Begitupun terhadap profesi pembatasan, dan pengucilan yang merugikan jurnalis saat menjalankan tugas. Pelaku juga dapat menghadapi sorotan etik atau hukum terkait pelanggaran kebebasan pers.
Sebagai masyarakat yang ta'at dan sadar hukum segera akan melaporkan kejadian ini kepada pihak APH, Pemda dan berharap agar oknum kades menerima konsekuensi Sanksi Sosial dan Hukum,Undang undang informasi dan Transaksi Elektronik (UU ITE). Dijerat pencemaran nama baik,dan di Non Aktifkan sebagai kepala desa sesuai UU Desa.

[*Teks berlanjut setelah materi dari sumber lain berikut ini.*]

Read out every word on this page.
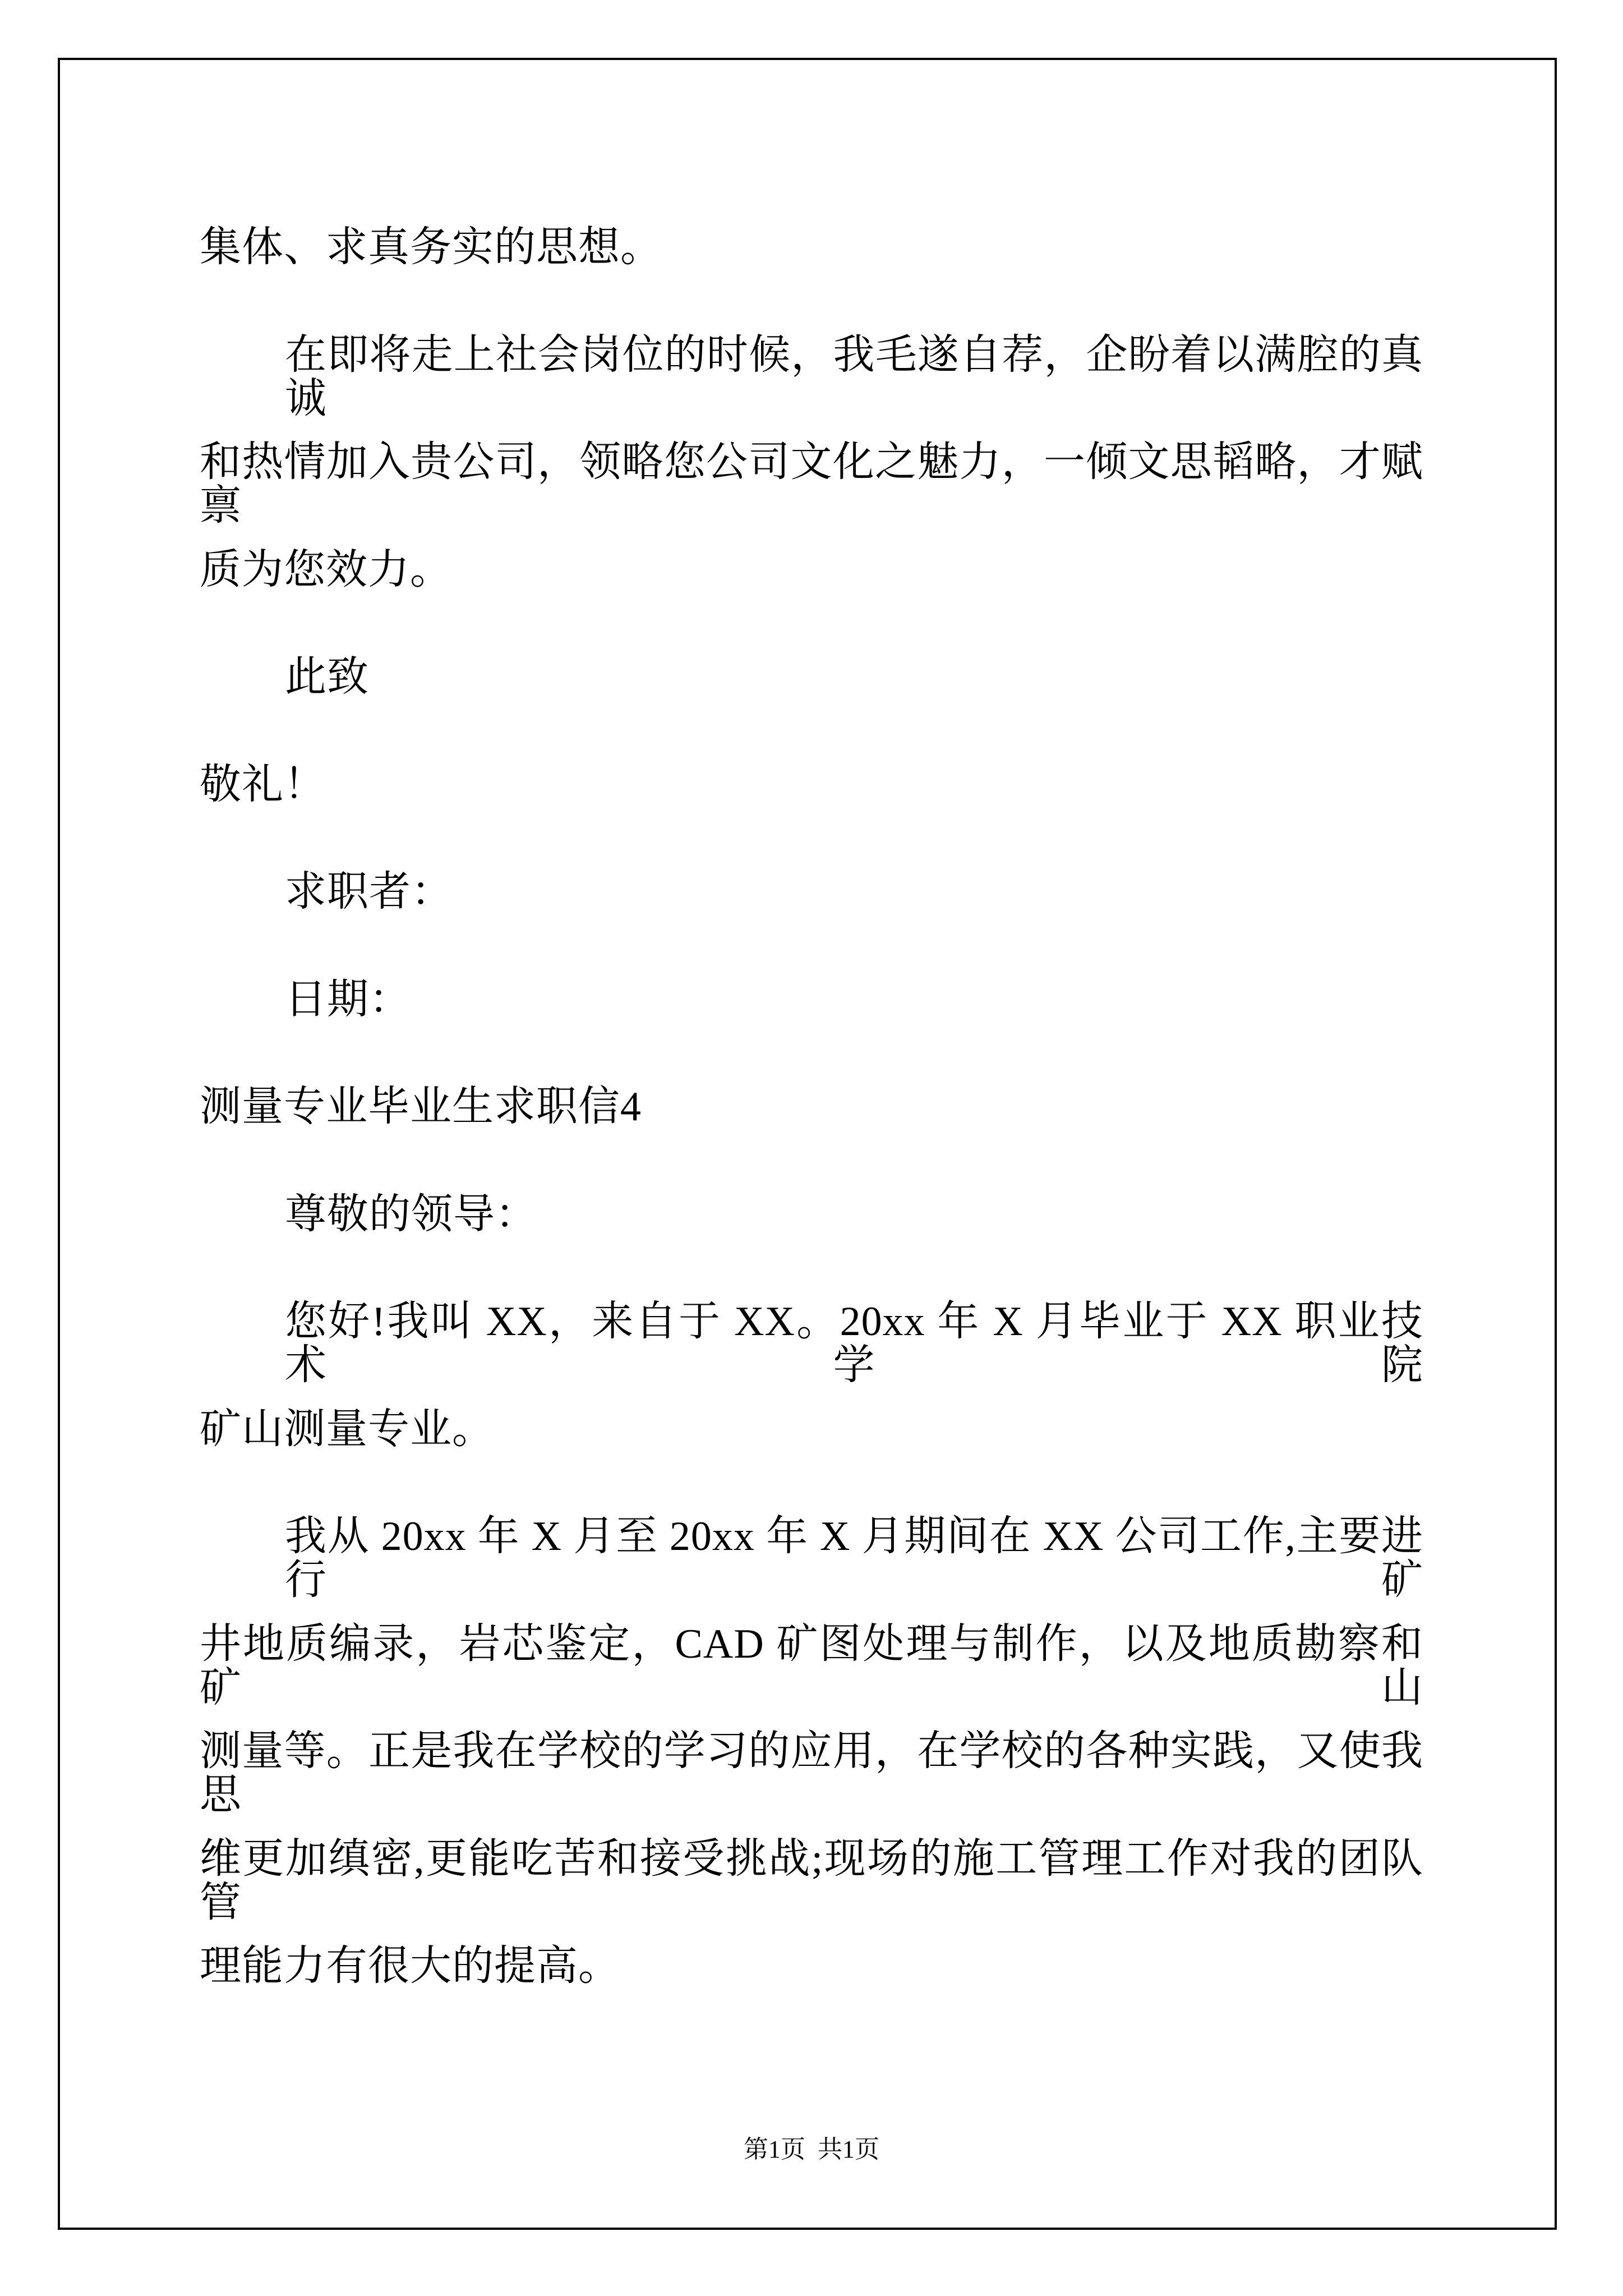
集体、求真务实的思想。
在即将走上社会岗位的时候，我毛遂自荐，企盼着以满腔的真诚
和热情加入贵公司，领略您公司文化之魅力，一倾文思韬略，才赋禀
质为您效力。
此致
敬礼！
求职者：
日期：
测量专业毕业生求职信4
尊敬的领导：
您好!我叫 XX，来自于 XX。20xx 年 X 月毕业于 XX 职业技术学院
矿山测量专业。
我从 20xx 年 X 月至 20xx 年 X 月期间在 XX 公司工作,主要进行矿
井地质编录，岩芯鉴定，CAD 矿图处理与制作，以及地质勘察和矿山
测量等。正是我在学校的学习的应用，在学校的各种实践，又使我思
维更加缜密,更能吃苦和接受挑战;现场的施工管理工作对我的团队管
理能力有很大的提高。
第1页  共1页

Bukan ingin menyerang privasi seseorang,"Tetapi segala sesuatu yang memiliki permulaan dan penghabisan, jadi harusnya oknum kades introspeksi,"sebelumnya menjadi kades tinggal dirumah orang tuanya di paviliun,kini hidup oknum kades sudah berkecukupan,punya rumah mewah, kendaraan mewah dan tanah luas. Belum lagi isi saldo di rekeningnya,harusnya lebih mengayomi masyarakatnya bukan mendiskriminasi apalagi menebar fitnah.
Pokoknya dari awal desa ini berdiri,belum ada satupun seorang kepala desa Baturaden yang hidupnya semewah kades RK,walaupun gajih atau honor kades 2 hingga 3,5 juta rupiah.
Penghasilan Tetap (Siltap) kepala desa pada tahun 2026 diatur sebesar minimal Rp.2.426.000 hingga sekitar Rp. 3.500.000 per bulan.
Kepala desa wajib melaporkan Laporan Harta Kekayaan Penyelenggara Negara (LHKPN),karena dikategorikan sebagai penyelenggara negara berdasarkan regulasiKPK dan perluasan aturan penegak integritas di tingkat desa sejak tahun 2024. Tutup (Sy) Jum'at 14 Agustus 2026.